Lorsque j’ai eu trente-deux ans, ma grand-mère est décédée. Trois jours après ses funérailles, un notaire m’a remis une enveloppe portant son écriture.

À l’intérieur se trouvait une lettre :

« Pardonne-moi. Je t’aimais plus que tout, mais c’est précisément pour cette raison que j’ai fait quelque chose que tu ne me pardonneras peut-être jamais. Ta mère n’est pas morte. »

J’ai relu cette phrase plusieurs fois.

Ma grand-mère avouait ensuite que seul mon père était mort dans l’accident. Ma mère avait survécu, mais elle avait été grièvement blessée et sa convalescence avait duré longtemps. À cette époque, un terrible conflit avait éclaté entre elle et ma grand-mère.

Ma grand-mère estimait que ma mère ne serait pas capable de s’occuper de moi.
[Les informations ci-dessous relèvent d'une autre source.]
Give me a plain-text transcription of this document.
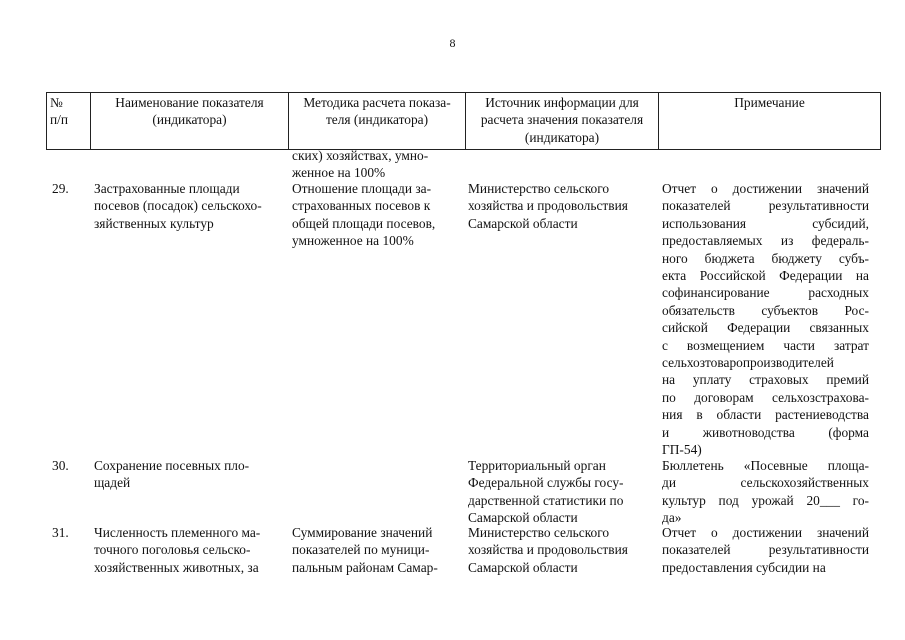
8
№
п/п
Наименование показателя
(индикатора)
Методика расчета показа-
теля (индикатора)
Источник информации для
расчета значения показателя
(индикатора)
Примечание
ских) хозяйствах, умно-
женное на 100%
29. Застрахованные площади
посевов (посадок) сельскохо-
зяйственных культур
Отношение площади за-
страхованных посевов к
общей площади посевов,
умноженное на 100%
Министерство сельского
хозяйства и продовольствия
Самарской области
Отчет о достижении значений
показателей результативности
использования субсидий,
предоставляемых из федераль-
ного бюджета бюджету субъ-
екта Российской Федерации на
софинансирование расходных
обязательств субъектов Рос-
сийской Федерации связанных
с возмещением части затрат
сельхозтоваропроизводителей
на уплату страховых премий
по договорам сельхозстрахова-
ния в области растениеводства
и животноводства (форма
ГП-54)
30. Сохранение посевных пло-
щадей
Территориальный орган
Федеральной службы госу-
дарственной статистики по
Самарской области
Бюллетень «Посевные площа-
ди сельскохозяйственных
культур под урожай 20___ го-
да»
31. Численность племенного ма-
точного поголовья сельско-
хозяйственных животных, за
Суммирование значений
показателей по муници-
пальным районам Самар-
Министерство сельского
хозяйства и продовольствия
Самарской области
Отчет о достижении значений
показателей результативности
предоставления субсидии на
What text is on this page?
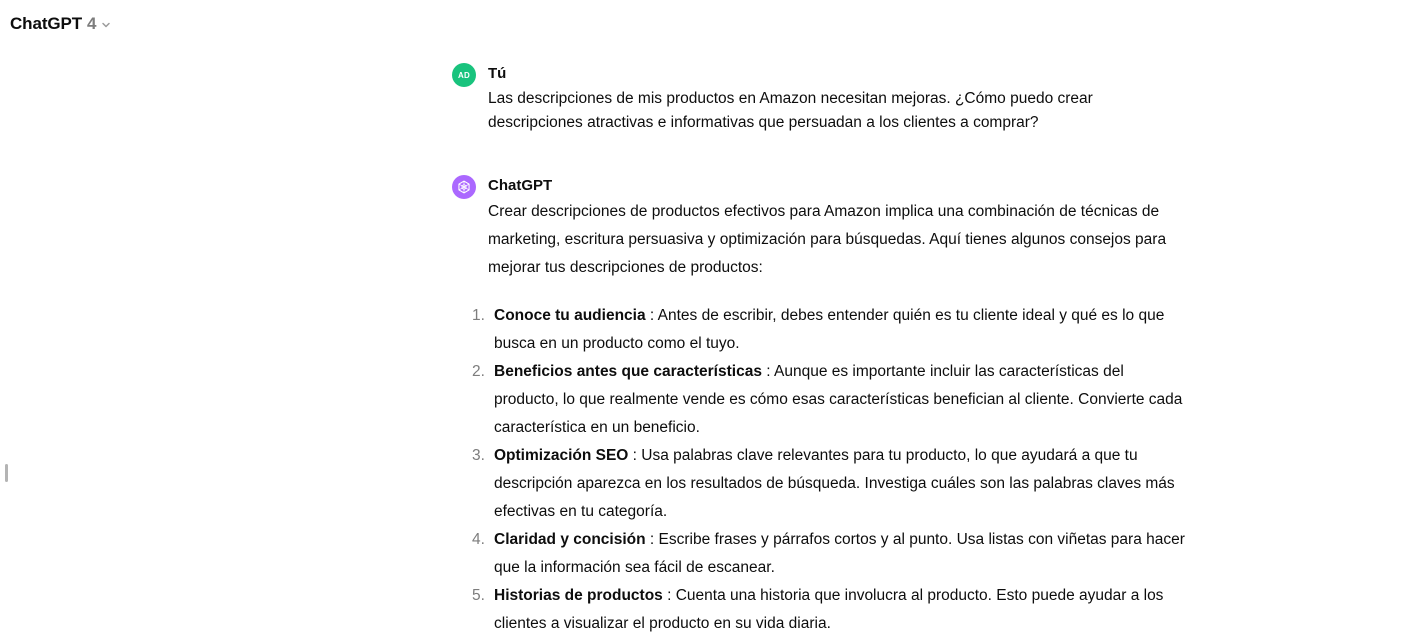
ChatGPT 4
AD Tú
Las descripciones de mis productos en Amazon necesitan mejoras. ¿Cómo puedo crear descripciones atractivas e informativas que persuadan a los clientes a comprar?
ChatGPT

Crear descripciones de productos efectivos para Amazon implica una combinación de técnicas de marketing, escritura persuasiva y optimización para búsquedas. Aquí tienes algunos consejos para mejorar tus descripciones de productos:

1. Conoce tu audiencia : Antes de escribir, debes entender quién es tu cliente ideal y qué es lo que busca en un producto como el tuyo.
2. Beneficios antes que características : Aunque es importante incluir las características del producto, lo que realmente vende es cómo esas características benefician al cliente. Convierte cada característica en un beneficio.
3. Optimización SEO : Usa palabras clave relevantes para tu producto, lo que ayudará a que tu descripción aparezca en los resultados de búsqueda. Investiga cuáles son las palabras claves más efectivas en tu categoría.
4. Claridad y concisión : Escribe frases y párrafos cortos y al punto. Usa listas con viñetas para hacer que la información sea fácil de escanear.
5. Historias de productos : Cuenta una historia que involucra al producto. Esto puede ayudar a los clientes a visualizar el producto en su vida diaria.
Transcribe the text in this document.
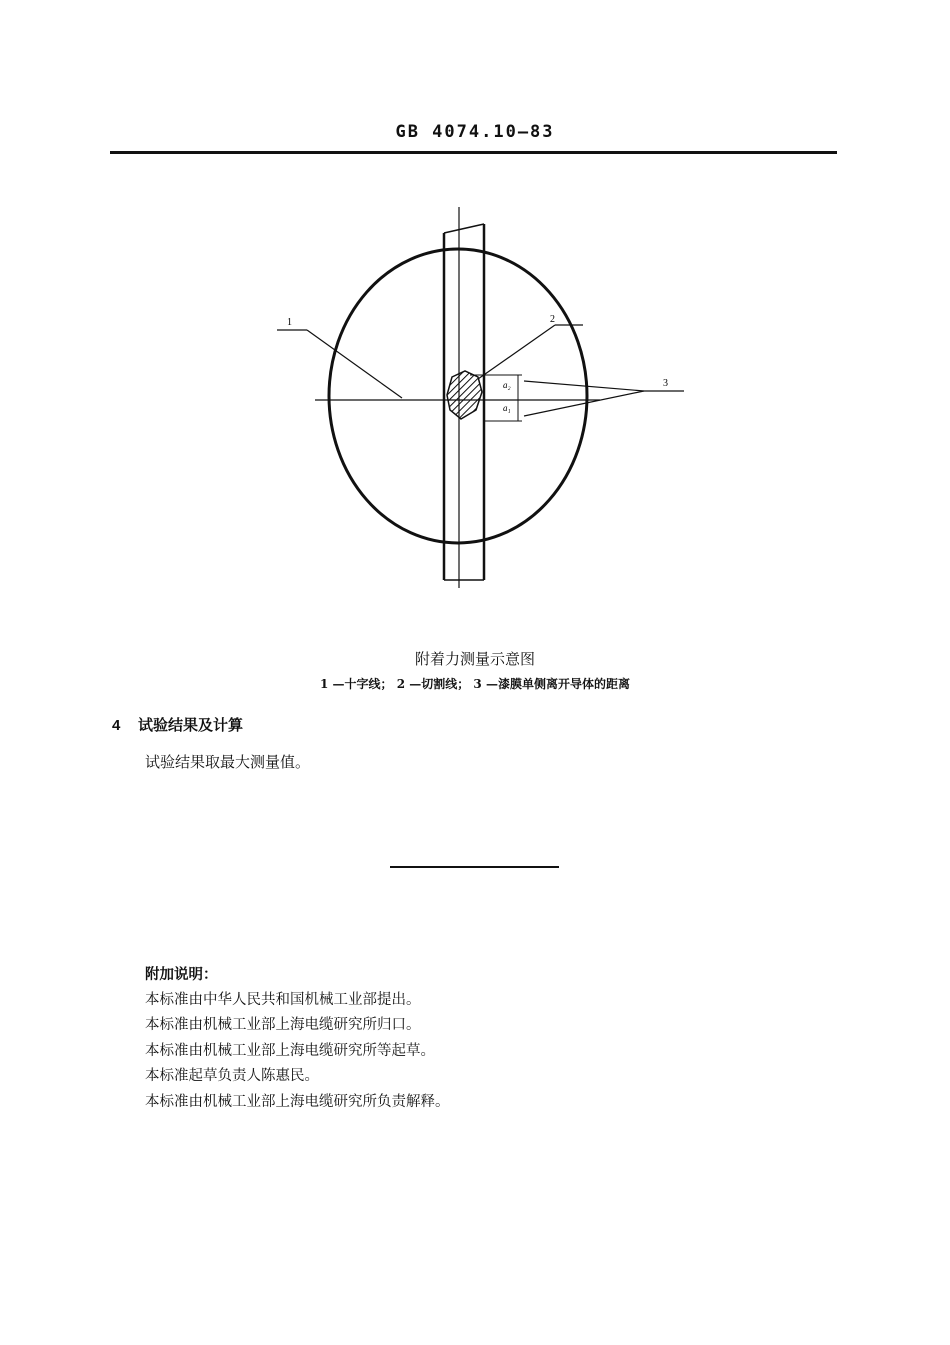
GB 4074.10—83
1	2
a₂
a₁
3
附着力测量示意图
1 —十字线； 2 —切割线； 3 —漆膜单侧离开导体的距离
4 试验结果及计算
试验结果取最大测量值。
附加说明：
本标准由中华人民共和国机械工业部提出。
本标准由机械工业部上海电缆研究所归口。
本标准由机械工业部上海电缆研究所等起草。
本标准起草负责人陈惠民。
本标准由机械工业部上海电缆研究所负责解释。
Elle avait obtenu ma garde légale, m’avait emmenée dans une autre ville et avait raconté à tout le monde que mes deux parents étaient morts.

Mais le pire restait à venir.

Dans une vieille boîte cachée sous le lit, j’ai trouvé des dizaines de lettres qui n’avaient jamais été ouvertes. Mon nom figurait sur chaque enveloppe.

Ma mère m’écrivait chaque année.

Elle me souhaitait mon anniversaire, racontait qu’elle avait suivi un traitement, trouvé un emploi et essayé à de nombreuses reprises de me reprendre auprès d’elle. Dans la dernière lettre se trouvaient la photographie d’une femme aux cheveux gris et une courte phrase :

« Je ne te demande plus de m’appeler maman. Permets-moi simplement de te voir un jour. »

Une adresse était posée à côté.

Le lendemain, j’ai parcouru près de quatre cents kilomètres et me suis arrêtée devant une petite maison à la porte verte.

Je n’avais pas encore eu le temps de frapper lorsque la porte s’est ouverte.

Une femme qui avait les mêmes yeux que moi se tenait sur le seuil.

Elle m’a regardée, a porté une main à sa bouche et a murmuré :

— Alors, tu as fini par découvrir la vérité…

Je voulais lui reprocher de ne pas m’avoir cherchée. Mais lorsque j’ai vu la boîte remplie de copies de documents judiciaires et de lettres renvoyées, j’ai compris qu’elle m’avait cherchée.

Pendant toutes ces années, ma grand-mère m’avait protégée d’un danger qui n’existait plus depuis longtemps.

Je n’ai pas cessé d’aimer la femme qui m’avait élevée. Mais je savais désormais que même l’amour peut devenir cruel lorsqu’une personne décide à la place d’une autre quelle vérité celle-ci mérite d’entendre.

J’ai perdu ma grand-mère.

Et trois jours après sa mort, j’ai rencontré pour la première fois ma mère, qui était toujours en vie.